Прибежала Идари, обняла сына, поцеловала и потащила за собой, как провинившегося мальчишку.
– Какой бы ты ни стал дянгиан, ты мой сын, – говорила она. – А если сын, то должен прежде всего зайти к матери, попить чайку, потом можешь делать что тебе угодно. Если бы не подошла, наверно, в контору пошел бы. Ты тоже хорош! – набросилась она на мужа. – Стоит как пень, не притащит сына домой. Чего ты его стесняешься? Он твой сын!
Пота с младшим сыном Дэбену построили в тридцать пятом году рубленый дом и жили в нем. Всего в том году было построено четыре избы, нынче ставили пять. Джуен медленно превращался в современное село.
– Ты чего Гэнгиэ не привез? Боишься, что отберем? – насел Токто, когда сели за стол.
– Она работает в женотделе, да и я не на прогулке, езжу, ругаюсь со всеми, – улыбнулся Богдан. – Вот с отцом придется тоже поругаться. Плохо, отец, у тебя с животноводством, огородничеством. Две коровы пало, не хватает кормов, телку собаки загрызли. Вместо двенадцати гектаров посевов у тебя всего девять. Дохода ты не получаешь ни от коров, ни от огорода. В чем дело? Ты ведь соревнуешься с «Рыбаком-охотником», а там дед получает высокие доходы, с умом руководит колхозом…
– Ему хорошо, у него корейцы выращивают овощи, они мастера, а в Джуене кто умеет? Никто не умеет, некоторые до сих пор картошку не едят. – Пота глубоко вздохнул и добавил: – Трактор собираюсь покупать, на станции Болонь продают.
– Не рано?
– Нет, трактор нужен.
– Смотри, документы оформляй по всем правилам. Строители не надоедают? Народ там всякий, заключенных, вербованных много…
– Надоели, – сердито проговорил Токто. – В амбары лезут, оморочки угоняют. Не хотят строить эту железную дорогу, бегут…
– Ничего, потерпите, закончится строительство, лишний народ уберется. Отец, как ловится рыба? Как с планом?
– Рыбу ловим, думаю, годовой план перевыполним.
– «Рыбак-охотник» в прошлом году на двести процентов выполнил план.
– Охотничий план мы тоже перевыполнили, – сказал Токто.
– Верно, на триста с лишним процентов, – Богдан вытащил из полевой сумки районную газету и протянул Токто. – Прочитай, здесь про тебя пишут. Не научился читать? За это в другой раз попадешься в газету, тогда не будут хвалить.

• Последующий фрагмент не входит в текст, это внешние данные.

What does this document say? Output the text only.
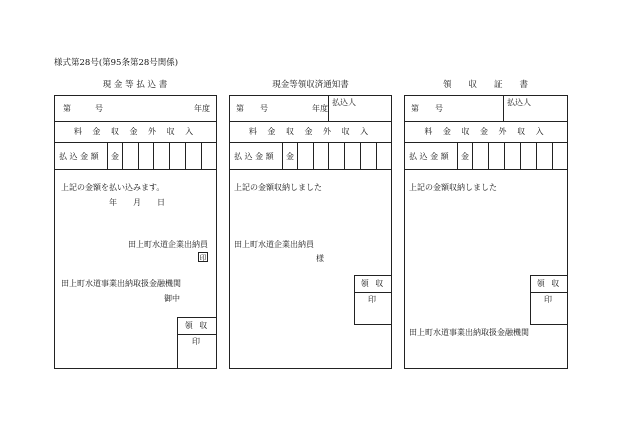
様式第28号(第95条第28号関係)
現 金 等 払 込 書
第　　　号	年度
料 金 収 金 外 収 入
払 込 金 額 金
上記の金額を払い込みます。
年　　月　　日
田上町水道企業出納員
印
田上町水道事業出納取扱金融機関
御中
領 収 印
現金等領収済通知書
第　　号	年度
払込人
料 金 収 金 外 収 入
払 込 金 額 金
上記の金額収納しました
田上町水道企業出納員
様
領 収 印
領　　収　　証　　書
第　　号
払込人
料 金 収 金 外 収 入
払 込 金 額 金
上記の金額収納しました
領 収 印
田上町水道事業出納取扱金融機関
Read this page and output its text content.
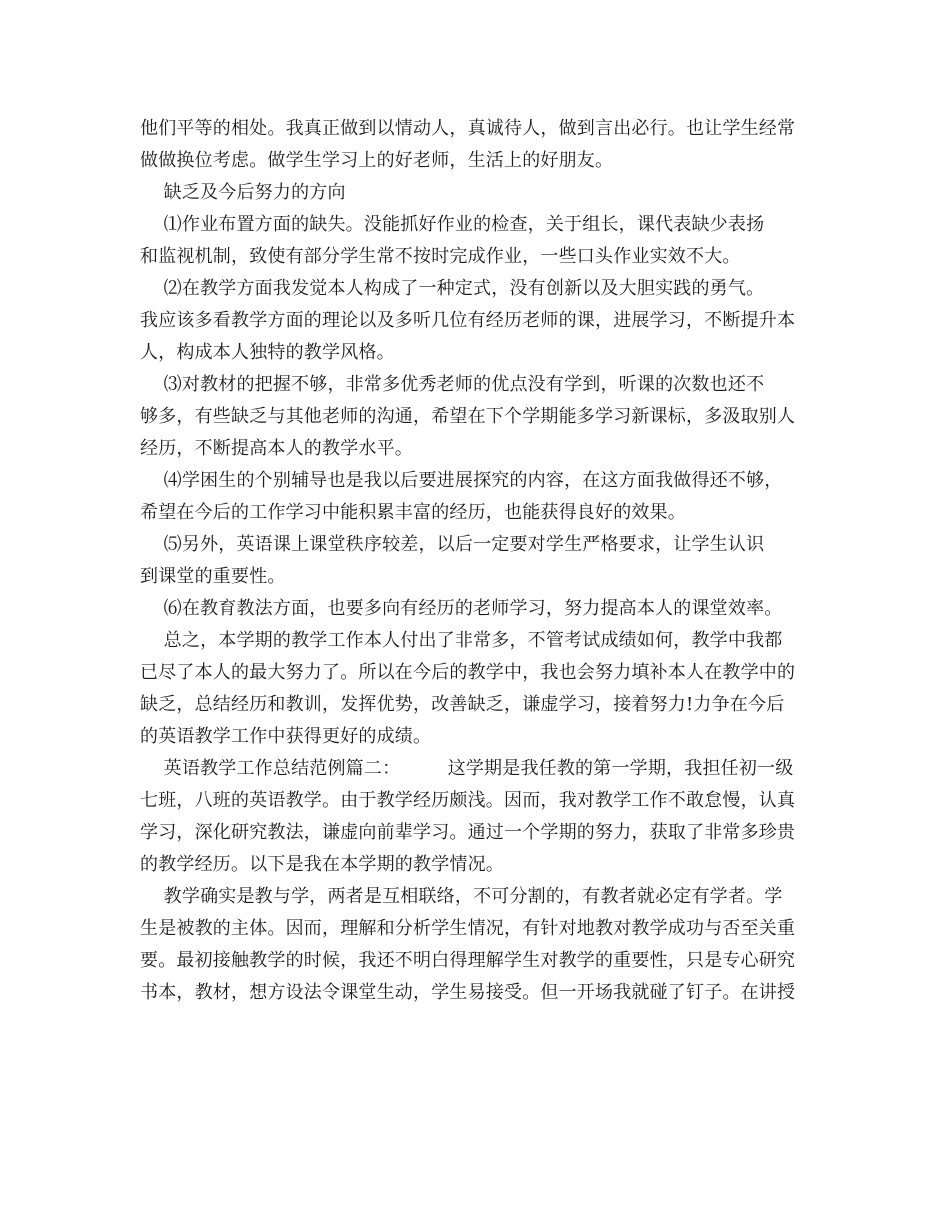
他们平等的相处。我真正做到以情动人，真诚待人，做到言出必行。也让学生经常
做做换位考虑。做学生学习上的好老师，生活上的好朋友。
缺乏及今后努力的方向
⑴作业布置方面的缺失。没能抓好作业的检查，关于组长，课代表缺少表扬
和监视机制，致使有部分学生常不按时完成作业，一些口头作业实效不大。
⑵在教学方面我发觉本人构成了一种定式，没有创新以及大胆实践的勇气。
我应该多看教学方面的理论以及多听几位有经历老师的课，进展学习，不断提升本
人，构成本人独特的教学风格。
⑶对教材的把握不够，非常多优秀老师的优点没有学到，听课的次数也还不
够多，有些缺乏与其他老师的沟通，希望在下个学期能多学习新课标，多汲取别人
经历，不断提高本人的教学水平。
⑷学困生的个别辅导也是我以后要进展探究的内容，在这方面我做得还不够，
希望在今后的工作学习中能积累丰富的经历，也能获得良好的效果。
⑸另外，英语课上课堂秩序较差，以后一定要对学生严格要求，让学生认识
到课堂的重要性。
⑹在教育教法方面，也要多向有经历的老师学习，努力提高本人的课堂效率。
总之，本学期的教学工作本人付出了非常多，不管考试成绩如何，教学中我都
已尽了本人的最大努力了。所以在今后的教学中，我也会努力填补本人在教学中的
缺乏，总结经历和教训，发挥优势，改善缺乏，谦虚学习，接着努力!力争在今后
的英语教学工作中获得更好的成绩。
英语教学工作总结范例篇二：        这学期是我任教的第一学期，我担任初一级
七班，八班的英语教学。由于教学经历颇浅。因而，我对教学工作不敢怠慢，认真
学习，深化研究教法，谦虚向前辈学习。通过一个学期的努力，获取了非常多珍贵
的教学经历。以下是我在本学期的教学情况。
教学确实是教与学，两者是互相联络，不可分割的，有教者就必定有学者。学
生是被教的主体。因而，理解和分析学生情况，有针对地教对教学成功与否至关重
要。最初接触教学的时候，我还不明白得理解学生对教学的重要性，只是专心研究
书本，教材，想方设法令课堂生动，学生易接受。但一开场我就碰了钉子。在讲授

Богдан вслух прочитал заметку «Лучший охотник района», где рассказывалось о Токто.
– Во! Если бы я оставался председателем колхоза, меня как хотели, так бы и ругали, – усмехнулся Токто. – Теперь я охотник, и меня хвалят. Выходит, правильно я сделал, что ушел в охотники, теперь, отец Богдана, ты меня не уговаривай больше, бригадиром даже не хочу быть, только охотником.
– Меньше ответственности? – спросил Богдан.
– Ругать в газете не будут, и ты не станешь придираться.
– Никто никого зря не ругал, отец Гиды. Ты когда-нибудь слышал, чтобы ругали председателя колхоза «Рыбак-охотник»? Везде его ставят в пример, потому что свое хозяйство он ведет с умом, колхоз у него богатый. За что его ругать?
– Пиапон умный человек, мне разве сделать, что он делает? Председателем я был, потому что людей не хватало, подставной председатель был.
Богдан допил кружку чая и пошел в контору сельсовета. Молодой председатель сельсовета Боло Гейкер, брат Онаги, сидел за столом и что-то писал. Увидев Богдана, он вскочил со стула, подбежал и, здороваясь, протянул обе руки.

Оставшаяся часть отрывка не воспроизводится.